MACAA

(Massachusetts Association of Court Appointed Attorneys)

PRESS RELEASE FOR MORE INFORMATION
FOR IMMEDIATE CONTACT:
RELEASE 2/26/04 DEBORAH SIROTKIN BUTLER
781-641-9939 OR 617-645-9458

Constitutionally mandated court functions must be fully funded by direct appropriation. Contingent funding for core court functions and indigent representation is unconstitutional. Funding public defenders from indigent counsel fees was found unconstitutional on February 12, 2004 in Minnesota, and has been found unconstitutional in other states.

An independent judiciary requires full, secure funding by direct appropriation, as does the sixth amendment right to counsel.

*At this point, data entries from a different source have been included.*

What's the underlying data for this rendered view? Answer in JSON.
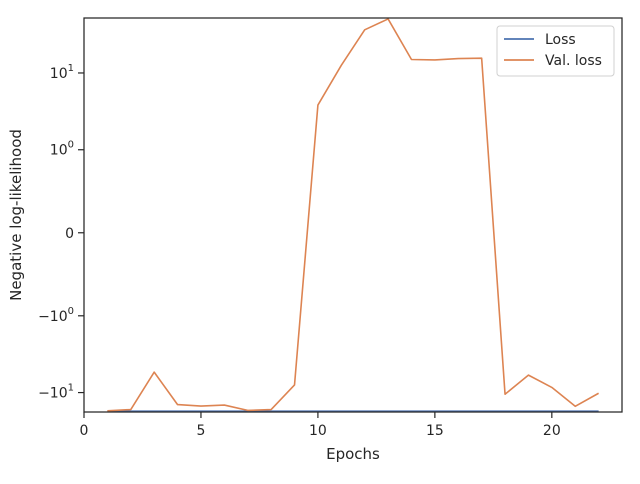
{
  "chart_data": {
    "type": "line",
    "xlabel": "Epochs",
    "ylabel": "Negative log-likelihood",
    "yscale": "symlog",
    "xlim": [
      0,
      23
    ],
    "ylim": [
      -17.6,
      49.3
    ],
    "grid": false,
    "legend_position": "top-right",
    "x_ticks": [
      0,
      5,
      10,
      15,
      20
    ],
    "y_ticks": [
      {
        "value": 10,
        "base": "10",
        "exp": "1",
        "sign": ""
      },
      {
        "value": 1,
        "base": "10",
        "exp": "0",
        "sign": ""
      },
      {
        "value": 0,
        "plain": "0"
      },
      {
        "value": -1,
        "base": "10",
        "exp": "0",
        "sign": "−"
      },
      {
        "value": -10,
        "base": "10",
        "exp": "1",
        "sign": "−"
      }
    ],
    "series": [
      {
        "name": "Loss",
        "color": "#4c72b0",
        "x": [
          1,
          2,
          3,
          4,
          5,
          6,
          7,
          8,
          9,
          10,
          11,
          12,
          13,
          14,
          15,
          16,
          17,
          18,
          19,
          20,
          21,
          22
        ],
        "y": [
          -17.2,
          -17.2,
          -17.2,
          -17.2,
          -17.2,
          -17.2,
          -17.2,
          -17.2,
          -17.2,
          -17.2,
          -17.2,
          -17.2,
          -17.2,
          -17.2,
          -17.2,
          -17.2,
          -17.2,
          -17.2,
          -17.2,
          -17.2,
          -17.2,
          -17.2
        ]
      },
      {
        "name": "Val. loss",
        "color": "#dd8452",
        "x": [
          1,
          2,
          3,
          4,
          5,
          6,
          7,
          8,
          9,
          10,
          11,
          12,
          13,
          14,
          15,
          16,
          17,
          18,
          19,
          20,
          21,
          22
        ],
        "y": [
          -17.0,
          -16.4,
          -5.5,
          -14.2,
          -14.8,
          -14.4,
          -16.8,
          -16.4,
          -8.0,
          3.9,
          12.5,
          35.0,
          48.0,
          14.8,
          14.6,
          15.2,
          15.4,
          -10.5,
          -6.0,
          -8.6,
          -14.9,
          -10.2
        ]
      }
    ]
  }
}
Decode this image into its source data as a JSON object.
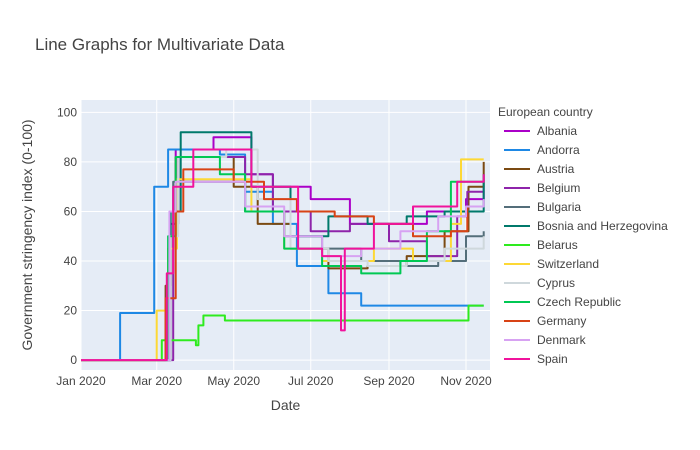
{
  "chart_data": {
    "type": "line",
    "title": "Line Graphs for Multivariate Data",
    "xlabel": "Date",
    "ylabel": "Government stringency index (0-100)",
    "x_range": [
      "2020-01-01",
      "2020-11-20"
    ],
    "ylim": [
      -4,
      105
    ],
    "x_ticks": [
      {
        "date": "2020-01-01",
        "label": "Jan 2020"
      },
      {
        "date": "2020-03-01",
        "label": "Mar 2020"
      },
      {
        "date": "2020-05-01",
        "label": "May 2020"
      },
      {
        "date": "2020-07-01",
        "label": "Jul 2020"
      },
      {
        "date": "2020-09-01",
        "label": "Sep 2020"
      },
      {
        "date": "2020-11-01",
        "label": "Nov 2020"
      }
    ],
    "y_ticks": [
      0,
      20,
      40,
      60,
      80,
      100
    ],
    "grid": true,
    "plot_background": "#E5ECF6",
    "legend_title": "European country",
    "legend_position": "right",
    "series": [
      {
        "name": "Albania",
        "color": "#AA00C8",
        "points": [
          [
            "2020-01-01",
            0
          ],
          [
            "2020-03-09",
            0
          ],
          [
            "2020-03-12",
            55
          ],
          [
            "2020-03-16",
            85
          ],
          [
            "2020-04-15",
            90
          ],
          [
            "2020-05-15",
            75
          ],
          [
            "2020-06-01",
            70
          ],
          [
            "2020-07-01",
            65
          ],
          [
            "2020-08-01",
            55
          ],
          [
            "2020-09-01",
            55
          ],
          [
            "2020-10-01",
            60
          ],
          [
            "2020-11-01",
            65
          ],
          [
            "2020-11-15",
            68
          ]
        ]
      },
      {
        "name": "Andorra",
        "color": "#1E88E5",
        "points": [
          [
            "2020-01-01",
            0
          ],
          [
            "2020-01-25",
            0
          ],
          [
            "2020-02-01",
            19
          ],
          [
            "2020-02-24",
            19
          ],
          [
            "2020-02-28",
            70
          ],
          [
            "2020-03-05",
            70
          ],
          [
            "2020-03-10",
            85
          ],
          [
            "2020-04-20",
            83
          ],
          [
            "2020-05-10",
            68
          ],
          [
            "2020-06-01",
            55
          ],
          [
            "2020-06-20",
            38
          ],
          [
            "2020-07-15",
            27
          ],
          [
            "2020-08-10",
            22
          ],
          [
            "2020-11-15",
            22
          ]
        ]
      },
      {
        "name": "Austria",
        "color": "#7B4A12",
        "points": [
          [
            "2020-01-01",
            0
          ],
          [
            "2020-03-04",
            0
          ],
          [
            "2020-03-08",
            30
          ],
          [
            "2020-03-12",
            60
          ],
          [
            "2020-03-16",
            82
          ],
          [
            "2020-04-14",
            82
          ],
          [
            "2020-05-01",
            70
          ],
          [
            "2020-05-20",
            55
          ],
          [
            "2020-06-15",
            45
          ],
          [
            "2020-07-15",
            37
          ],
          [
            "2020-08-15",
            38
          ],
          [
            "2020-09-15",
            42
          ],
          [
            "2020-10-15",
            52
          ],
          [
            "2020-11-03",
            70
          ],
          [
            "2020-11-15",
            80
          ]
        ]
      },
      {
        "name": "Belgium",
        "color": "#8E24AA",
        "points": [
          [
            "2020-01-01",
            0
          ],
          [
            "2020-03-09",
            0
          ],
          [
            "2020-03-14",
            55
          ],
          [
            "2020-03-18",
            82
          ],
          [
            "2020-04-20",
            82
          ],
          [
            "2020-05-10",
            75
          ],
          [
            "2020-06-01",
            60
          ],
          [
            "2020-07-01",
            52
          ],
          [
            "2020-08-01",
            55
          ],
          [
            "2020-09-01",
            48
          ],
          [
            "2020-10-01",
            42
          ],
          [
            "2020-10-25",
            58
          ],
          [
            "2020-11-02",
            68
          ],
          [
            "2020-11-15",
            70
          ]
        ]
      },
      {
        "name": "Bulgaria",
        "color": "#546E7A",
        "points": [
          [
            "2020-01-01",
            0
          ],
          [
            "2020-03-06",
            0
          ],
          [
            "2020-03-10",
            45
          ],
          [
            "2020-03-14",
            72
          ],
          [
            "2020-04-15",
            72
          ],
          [
            "2020-05-10",
            60
          ],
          [
            "2020-06-10",
            50
          ],
          [
            "2020-07-10",
            45
          ],
          [
            "2020-08-10",
            40
          ],
          [
            "2020-09-10",
            38
          ],
          [
            "2020-10-10",
            40
          ],
          [
            "2020-11-01",
            50
          ],
          [
            "2020-11-15",
            52
          ]
        ]
      },
      {
        "name": "Bosnia and Herzegovina",
        "color": "#00796B",
        "points": [
          [
            "2020-01-01",
            0
          ],
          [
            "2020-03-08",
            0
          ],
          [
            "2020-03-12",
            60
          ],
          [
            "2020-03-20",
            92
          ],
          [
            "2020-04-25",
            92
          ],
          [
            "2020-05-15",
            70
          ],
          [
            "2020-06-15",
            50
          ],
          [
            "2020-07-15",
            58
          ],
          [
            "2020-08-15",
            55
          ],
          [
            "2020-09-15",
            58
          ],
          [
            "2020-10-15",
            60
          ],
          [
            "2020-11-15",
            75
          ]
        ]
      },
      {
        "name": "Belarus",
        "color": "#2EEB1E",
        "points": [
          [
            "2020-01-01",
            0
          ],
          [
            "2020-03-03",
            0
          ],
          [
            "2020-03-05",
            8
          ],
          [
            "2020-03-30",
            8
          ],
          [
            "2020-04-01",
            6
          ],
          [
            "2020-04-03",
            14
          ],
          [
            "2020-04-07",
            18
          ],
          [
            "2020-04-20",
            18
          ],
          [
            "2020-04-24",
            16
          ],
          [
            "2020-11-01",
            16
          ],
          [
            "2020-11-03",
            22
          ],
          [
            "2020-11-15",
            22
          ]
        ]
      },
      {
        "name": "Switzerland",
        "color": "#FDD835",
        "points": [
          [
            "2020-01-01",
            0
          ],
          [
            "2020-02-27",
            0
          ],
          [
            "2020-03-01",
            20
          ],
          [
            "2020-03-10",
            45
          ],
          [
            "2020-03-17",
            73
          ],
          [
            "2020-04-25",
            73
          ],
          [
            "2020-05-15",
            60
          ],
          [
            "2020-06-10",
            45
          ],
          [
            "2020-07-10",
            40
          ],
          [
            "2020-08-20",
            45
          ],
          [
            "2020-09-20",
            40
          ],
          [
            "2020-10-20",
            55
          ],
          [
            "2020-10-28",
            81
          ],
          [
            "2020-11-15",
            81
          ]
        ]
      },
      {
        "name": "Cyprus",
        "color": "#CFD8DC",
        "points": [
          [
            "2020-01-01",
            0
          ],
          [
            "2020-03-08",
            0
          ],
          [
            "2020-03-12",
            50
          ],
          [
            "2020-03-18",
            82
          ],
          [
            "2020-04-25",
            85
          ],
          [
            "2020-05-20",
            65
          ],
          [
            "2020-06-15",
            45
          ],
          [
            "2020-07-15",
            40
          ],
          [
            "2020-08-15",
            38
          ],
          [
            "2020-09-15",
            40
          ],
          [
            "2020-10-15",
            45
          ],
          [
            "2020-11-15",
            50
          ]
        ]
      },
      {
        "name": "Czech Republic",
        "color": "#00C853",
        "points": [
          [
            "2020-01-01",
            0
          ],
          [
            "2020-03-01",
            0
          ],
          [
            "2020-03-10",
            50
          ],
          [
            "2020-03-16",
            82
          ],
          [
            "2020-04-20",
            75
          ],
          [
            "2020-05-10",
            60
          ],
          [
            "2020-06-10",
            45
          ],
          [
            "2020-07-10",
            38
          ],
          [
            "2020-08-10",
            35
          ],
          [
            "2020-09-10",
            40
          ],
          [
            "2020-10-01",
            52
          ],
          [
            "2020-10-20",
            72
          ],
          [
            "2020-11-15",
            72
          ]
        ]
      },
      {
        "name": "Germany",
        "color": "#D84315",
        "points": [
          [
            "2020-01-01",
            0
          ],
          [
            "2020-02-28",
            0
          ],
          [
            "2020-03-08",
            25
          ],
          [
            "2020-03-16",
            60
          ],
          [
            "2020-03-22",
            77
          ],
          [
            "2020-05-01",
            72
          ],
          [
            "2020-05-25",
            65
          ],
          [
            "2020-06-20",
            60
          ],
          [
            "2020-07-20",
            58
          ],
          [
            "2020-08-20",
            55
          ],
          [
            "2020-09-20",
            50
          ],
          [
            "2020-10-20",
            52
          ],
          [
            "2020-11-02",
            62
          ],
          [
            "2020-11-15",
            62
          ]
        ]
      },
      {
        "name": "Denmark",
        "color": "#D7A2F2",
        "points": [
          [
            "2020-01-01",
            0
          ],
          [
            "2020-03-05",
            0
          ],
          [
            "2020-03-11",
            60
          ],
          [
            "2020-03-16",
            72
          ],
          [
            "2020-04-15",
            72
          ],
          [
            "2020-05-10",
            62
          ],
          [
            "2020-06-10",
            50
          ],
          [
            "2020-07-10",
            42
          ],
          [
            "2020-08-10",
            45
          ],
          [
            "2020-09-10",
            52
          ],
          [
            "2020-10-10",
            58
          ],
          [
            "2020-11-01",
            62
          ],
          [
            "2020-11-15",
            65
          ]
        ]
      },
      {
        "name": "Spain",
        "color": "#F0139C",
        "points": [
          [
            "2020-01-01",
            0
          ],
          [
            "2020-03-01",
            0
          ],
          [
            "2020-03-09",
            35
          ],
          [
            "2020-03-14",
            70
          ],
          [
            "2020-03-30",
            85
          ],
          [
            "2020-04-25",
            85
          ],
          [
            "2020-05-15",
            70
          ],
          [
            "2020-06-21",
            45
          ],
          [
            "2020-07-10",
            42
          ],
          [
            "2020-07-25",
            12
          ],
          [
            "2020-07-28",
            45
          ],
          [
            "2020-08-20",
            55
          ],
          [
            "2020-09-20",
            62
          ],
          [
            "2020-10-25",
            72
          ],
          [
            "2020-11-15",
            75
          ]
        ]
      }
    ]
  }
}
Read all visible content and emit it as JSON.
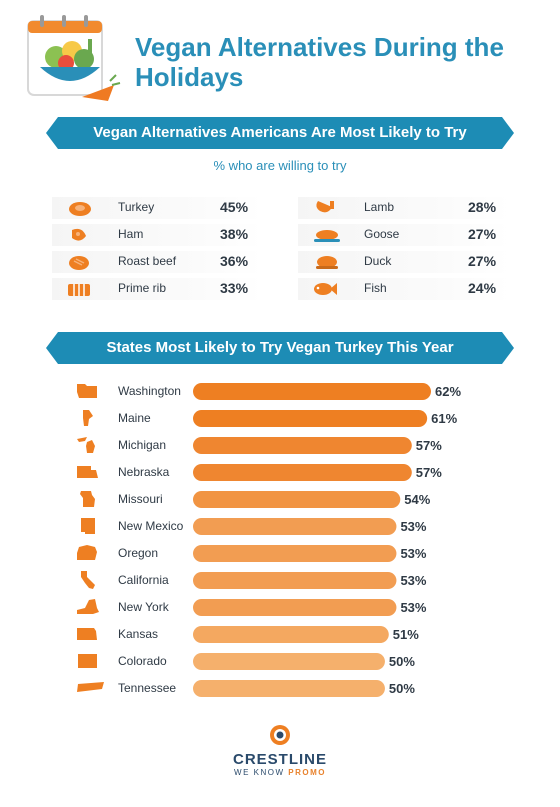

MACAA has never agreed that the courts and judiciary, appointed lawyers for the poor, or the Committee for Public Counsel Services should be funded by indigent counsel fees or probation fees. The Governor's proposal to use so-called "retained revenue" to fund constitutionally mandated core functions constitutes contingent funding, illegally attempting to balance the Commonwealth's budget on the backs of the poor. Using retained revenue, once collected, to upgrade dilapidated courthouses would make sense. Holding the third branch of government, the judiciary, hostage to collections of fees from the poor is to hold democracy itself hostage.

The Supreme Judicial Court, however, is to be commended for issuing a uniform Affidavit of Indigency to be used in all courts. Fundamental fairness demands that indigency be determined in the same way, using the same form and same standards, for all litigants.

MACAA will offer testimony in support of full funding by direct appropriations for 6th amendment legal services, and House Bills H4321 (adjustment for inflation of pay rates) and H4827 (supplemental funding for FY 2004), before the Joint Ways and Means Committee at the state house on Friday, February 27, 2004.